Realtime collaboration latency
Incident Report for MURAL
Postmortem

Summary

On March 17th, 2020, at around 8AM Pacific Time, our infrastructure monitoring systems alerted us about increasing load times the our realtime collaboration servers. We were able to see how some of the clients connected to our realtime servers were entering a reconnection loop, the perceivable effect of this being users for those clients being unable to collaborate in a mural.

As soon as we identified the increased load for these servers we acknowledged the situation in our status page at 8:09 and began swift action to alleviate server load and bring the service back to normal. Latency levels began going back to normal at around 8:15 and at 8:25 we could confirm all services were operating normally at their regular load and latency levels. We continued monitoring the situation for the following half hour and at 9:16 we marked the incident as resolved.

Details and Corrective actions

After logs and metrics analysis, we concluded the cause being one of our pub/sub servers being overloaded by a sudden request surge about 20 times above normal. This caused the realtime servers that rely on this pub/sub infrastructure for communicating realtime collaboration messages to get disconnected from it and, in turn, disconnecting the user devices from realtime collaboration in the process. Once we detected this was happening, we moved all realtime pub/sub traffic to new, more powerful instances and traffic load went back to normal after a few minutes.

Conclusion

The recent prevention measurements against the CONVID-19 pandemia by governments across the world, many companies and teams find themselves suddenly working remotely and MURAL is helping an increasing number of teams to collaborate, in fact we are seen an unprecedented usage in the last days. Being prepared to handle these unexpected events is something we take extremely seriously. Our commitment to providing the best possible remote collaboration tools and practices to all imagination workers is stronger than ever, and we acknowledge this kind of service interruptions are not acceptable. Although we fixed the issue in a matter of minutes this morning, we are now building a long term solution to make sure this never happens again.

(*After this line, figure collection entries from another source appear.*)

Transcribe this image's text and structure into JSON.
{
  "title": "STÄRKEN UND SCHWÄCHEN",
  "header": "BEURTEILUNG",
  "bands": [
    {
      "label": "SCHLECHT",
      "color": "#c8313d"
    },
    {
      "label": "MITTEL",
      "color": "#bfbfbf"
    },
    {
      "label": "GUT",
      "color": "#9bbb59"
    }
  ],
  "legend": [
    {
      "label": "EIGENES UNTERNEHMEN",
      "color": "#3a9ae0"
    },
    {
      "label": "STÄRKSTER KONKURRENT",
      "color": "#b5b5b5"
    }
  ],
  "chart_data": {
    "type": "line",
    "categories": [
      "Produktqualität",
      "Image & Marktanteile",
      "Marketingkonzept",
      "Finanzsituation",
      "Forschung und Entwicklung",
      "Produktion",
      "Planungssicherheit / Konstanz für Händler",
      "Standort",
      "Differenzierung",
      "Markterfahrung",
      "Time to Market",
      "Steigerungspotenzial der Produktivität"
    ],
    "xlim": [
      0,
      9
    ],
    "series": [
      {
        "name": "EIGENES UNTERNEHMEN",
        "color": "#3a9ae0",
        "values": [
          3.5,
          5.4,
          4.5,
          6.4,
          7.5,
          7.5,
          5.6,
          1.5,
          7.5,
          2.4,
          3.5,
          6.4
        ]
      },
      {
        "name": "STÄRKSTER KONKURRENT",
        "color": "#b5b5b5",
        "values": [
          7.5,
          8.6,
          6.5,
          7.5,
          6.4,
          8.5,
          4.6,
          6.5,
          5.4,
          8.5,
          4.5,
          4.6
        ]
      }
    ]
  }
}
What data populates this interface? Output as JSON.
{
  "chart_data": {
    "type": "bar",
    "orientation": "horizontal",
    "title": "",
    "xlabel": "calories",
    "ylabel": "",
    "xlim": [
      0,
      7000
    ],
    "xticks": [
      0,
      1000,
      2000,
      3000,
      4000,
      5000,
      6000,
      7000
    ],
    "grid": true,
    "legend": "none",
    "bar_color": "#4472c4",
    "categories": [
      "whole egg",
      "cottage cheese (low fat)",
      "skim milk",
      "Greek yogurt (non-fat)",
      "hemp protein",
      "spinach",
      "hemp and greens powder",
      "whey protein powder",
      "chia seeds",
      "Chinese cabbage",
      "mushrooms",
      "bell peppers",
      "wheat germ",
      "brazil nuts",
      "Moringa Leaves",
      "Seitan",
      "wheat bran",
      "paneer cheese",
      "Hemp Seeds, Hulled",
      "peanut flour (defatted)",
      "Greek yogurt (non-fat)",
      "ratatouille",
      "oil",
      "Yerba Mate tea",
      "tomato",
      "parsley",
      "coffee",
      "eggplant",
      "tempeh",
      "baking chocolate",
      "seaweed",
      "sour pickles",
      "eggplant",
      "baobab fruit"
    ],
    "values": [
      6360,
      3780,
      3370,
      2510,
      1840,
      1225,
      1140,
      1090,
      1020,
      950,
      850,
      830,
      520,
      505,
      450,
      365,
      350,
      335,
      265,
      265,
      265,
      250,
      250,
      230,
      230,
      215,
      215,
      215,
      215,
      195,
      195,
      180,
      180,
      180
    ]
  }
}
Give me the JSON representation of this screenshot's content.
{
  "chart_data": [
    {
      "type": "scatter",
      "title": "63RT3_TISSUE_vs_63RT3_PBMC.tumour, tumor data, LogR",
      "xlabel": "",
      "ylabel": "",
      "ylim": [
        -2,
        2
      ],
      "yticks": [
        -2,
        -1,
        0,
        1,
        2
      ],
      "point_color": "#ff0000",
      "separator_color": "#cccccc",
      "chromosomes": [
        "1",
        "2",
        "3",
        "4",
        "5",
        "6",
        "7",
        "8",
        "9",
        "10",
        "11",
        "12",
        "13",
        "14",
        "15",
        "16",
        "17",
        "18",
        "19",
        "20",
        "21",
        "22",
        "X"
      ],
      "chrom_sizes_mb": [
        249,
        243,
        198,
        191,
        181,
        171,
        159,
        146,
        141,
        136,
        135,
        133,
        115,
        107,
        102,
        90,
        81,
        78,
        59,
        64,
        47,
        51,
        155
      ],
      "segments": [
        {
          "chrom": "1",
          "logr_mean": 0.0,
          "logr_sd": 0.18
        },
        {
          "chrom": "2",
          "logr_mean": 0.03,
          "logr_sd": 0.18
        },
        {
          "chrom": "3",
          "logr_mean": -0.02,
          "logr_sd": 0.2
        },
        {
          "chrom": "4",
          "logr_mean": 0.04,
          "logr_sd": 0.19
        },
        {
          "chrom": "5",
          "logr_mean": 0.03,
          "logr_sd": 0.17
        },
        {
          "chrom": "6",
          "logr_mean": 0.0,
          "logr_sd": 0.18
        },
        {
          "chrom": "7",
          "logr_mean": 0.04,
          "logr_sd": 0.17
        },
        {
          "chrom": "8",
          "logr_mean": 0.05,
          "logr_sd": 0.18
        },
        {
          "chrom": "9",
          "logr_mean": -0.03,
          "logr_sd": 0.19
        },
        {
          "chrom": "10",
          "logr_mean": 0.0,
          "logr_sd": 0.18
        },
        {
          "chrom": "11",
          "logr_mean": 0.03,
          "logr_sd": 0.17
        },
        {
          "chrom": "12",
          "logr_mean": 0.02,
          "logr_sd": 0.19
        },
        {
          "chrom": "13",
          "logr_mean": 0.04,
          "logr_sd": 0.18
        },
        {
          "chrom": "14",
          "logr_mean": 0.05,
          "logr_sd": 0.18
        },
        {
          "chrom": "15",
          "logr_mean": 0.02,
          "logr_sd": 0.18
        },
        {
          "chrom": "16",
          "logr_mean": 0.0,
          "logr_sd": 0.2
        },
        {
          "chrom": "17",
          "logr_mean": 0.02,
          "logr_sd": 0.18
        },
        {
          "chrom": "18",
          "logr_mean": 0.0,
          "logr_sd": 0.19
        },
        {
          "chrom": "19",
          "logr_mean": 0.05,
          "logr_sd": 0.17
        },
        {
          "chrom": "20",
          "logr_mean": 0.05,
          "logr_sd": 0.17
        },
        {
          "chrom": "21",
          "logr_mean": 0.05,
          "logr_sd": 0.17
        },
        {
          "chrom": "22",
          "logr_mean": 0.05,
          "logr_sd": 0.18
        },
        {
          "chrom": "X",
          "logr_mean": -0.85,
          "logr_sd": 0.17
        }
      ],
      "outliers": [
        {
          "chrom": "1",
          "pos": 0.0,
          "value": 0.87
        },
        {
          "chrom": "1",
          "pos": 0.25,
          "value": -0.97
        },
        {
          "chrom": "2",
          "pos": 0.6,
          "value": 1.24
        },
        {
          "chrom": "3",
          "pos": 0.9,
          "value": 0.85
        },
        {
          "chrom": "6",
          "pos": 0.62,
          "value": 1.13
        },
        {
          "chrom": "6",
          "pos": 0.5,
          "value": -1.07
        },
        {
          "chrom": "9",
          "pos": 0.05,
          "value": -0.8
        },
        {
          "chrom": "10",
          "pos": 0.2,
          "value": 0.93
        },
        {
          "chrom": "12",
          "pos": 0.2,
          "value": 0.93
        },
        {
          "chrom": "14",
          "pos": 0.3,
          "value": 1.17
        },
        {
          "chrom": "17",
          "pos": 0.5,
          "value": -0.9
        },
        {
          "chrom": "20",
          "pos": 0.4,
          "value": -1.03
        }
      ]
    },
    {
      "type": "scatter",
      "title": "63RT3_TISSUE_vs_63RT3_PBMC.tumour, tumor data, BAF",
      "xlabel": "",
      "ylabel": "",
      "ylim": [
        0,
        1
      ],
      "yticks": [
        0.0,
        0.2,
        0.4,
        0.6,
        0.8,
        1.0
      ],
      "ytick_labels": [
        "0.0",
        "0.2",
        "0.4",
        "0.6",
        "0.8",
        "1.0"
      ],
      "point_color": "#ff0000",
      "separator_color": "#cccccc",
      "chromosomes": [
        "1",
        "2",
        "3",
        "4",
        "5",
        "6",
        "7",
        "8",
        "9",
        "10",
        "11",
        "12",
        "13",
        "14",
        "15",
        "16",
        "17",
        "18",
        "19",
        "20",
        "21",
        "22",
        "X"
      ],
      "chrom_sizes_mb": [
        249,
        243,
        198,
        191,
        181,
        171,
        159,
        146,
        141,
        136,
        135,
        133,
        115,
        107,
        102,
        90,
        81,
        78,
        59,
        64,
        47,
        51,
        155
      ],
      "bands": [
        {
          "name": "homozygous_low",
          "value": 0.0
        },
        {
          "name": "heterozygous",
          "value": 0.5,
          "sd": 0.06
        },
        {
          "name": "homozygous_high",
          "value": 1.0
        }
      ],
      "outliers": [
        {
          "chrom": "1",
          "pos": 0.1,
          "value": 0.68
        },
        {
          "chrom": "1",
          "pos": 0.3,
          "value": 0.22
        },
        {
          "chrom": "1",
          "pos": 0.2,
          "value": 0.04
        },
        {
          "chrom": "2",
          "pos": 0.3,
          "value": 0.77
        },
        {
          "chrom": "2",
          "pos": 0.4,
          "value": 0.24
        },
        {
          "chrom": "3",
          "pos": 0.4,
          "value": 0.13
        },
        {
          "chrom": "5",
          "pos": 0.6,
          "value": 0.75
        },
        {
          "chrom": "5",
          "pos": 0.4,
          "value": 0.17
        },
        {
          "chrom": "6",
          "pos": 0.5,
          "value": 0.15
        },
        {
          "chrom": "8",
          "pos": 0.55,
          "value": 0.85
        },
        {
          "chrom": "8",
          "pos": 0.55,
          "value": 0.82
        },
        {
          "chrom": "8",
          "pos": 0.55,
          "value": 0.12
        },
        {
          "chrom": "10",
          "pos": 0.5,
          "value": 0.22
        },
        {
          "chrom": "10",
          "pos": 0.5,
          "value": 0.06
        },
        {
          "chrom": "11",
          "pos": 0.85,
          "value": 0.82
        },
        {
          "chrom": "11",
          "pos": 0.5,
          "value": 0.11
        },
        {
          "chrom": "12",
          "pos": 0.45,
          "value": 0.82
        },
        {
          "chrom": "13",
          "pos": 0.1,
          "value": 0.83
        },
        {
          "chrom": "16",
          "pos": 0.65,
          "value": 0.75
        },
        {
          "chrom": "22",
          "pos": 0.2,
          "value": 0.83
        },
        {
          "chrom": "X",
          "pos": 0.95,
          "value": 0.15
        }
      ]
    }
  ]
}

We apologize for any inconvenience caused by this incident and thank you for your understanding.

The MURAL Team

Posted Mar 17, 2020 - 19:06 GMT-03:00

Resolved
The issue affecting realtime collaboration was solved. All systems green.
Posted Mar 17, 2020 - 13:16 GMT-03:00
Monitoring
We identified the issue affecting realtime collaboration and applied a fix. We're monitoring the platform situation.
Posted Mar 17, 2020 - 12:36 GMT-03:00
Investigating
Some of our customers have reported high latency in realtime collaboration. We're investigating the issue
Posted Mar 17, 2020 - 12:09 GMT-03:00
This incident affected: Web Application.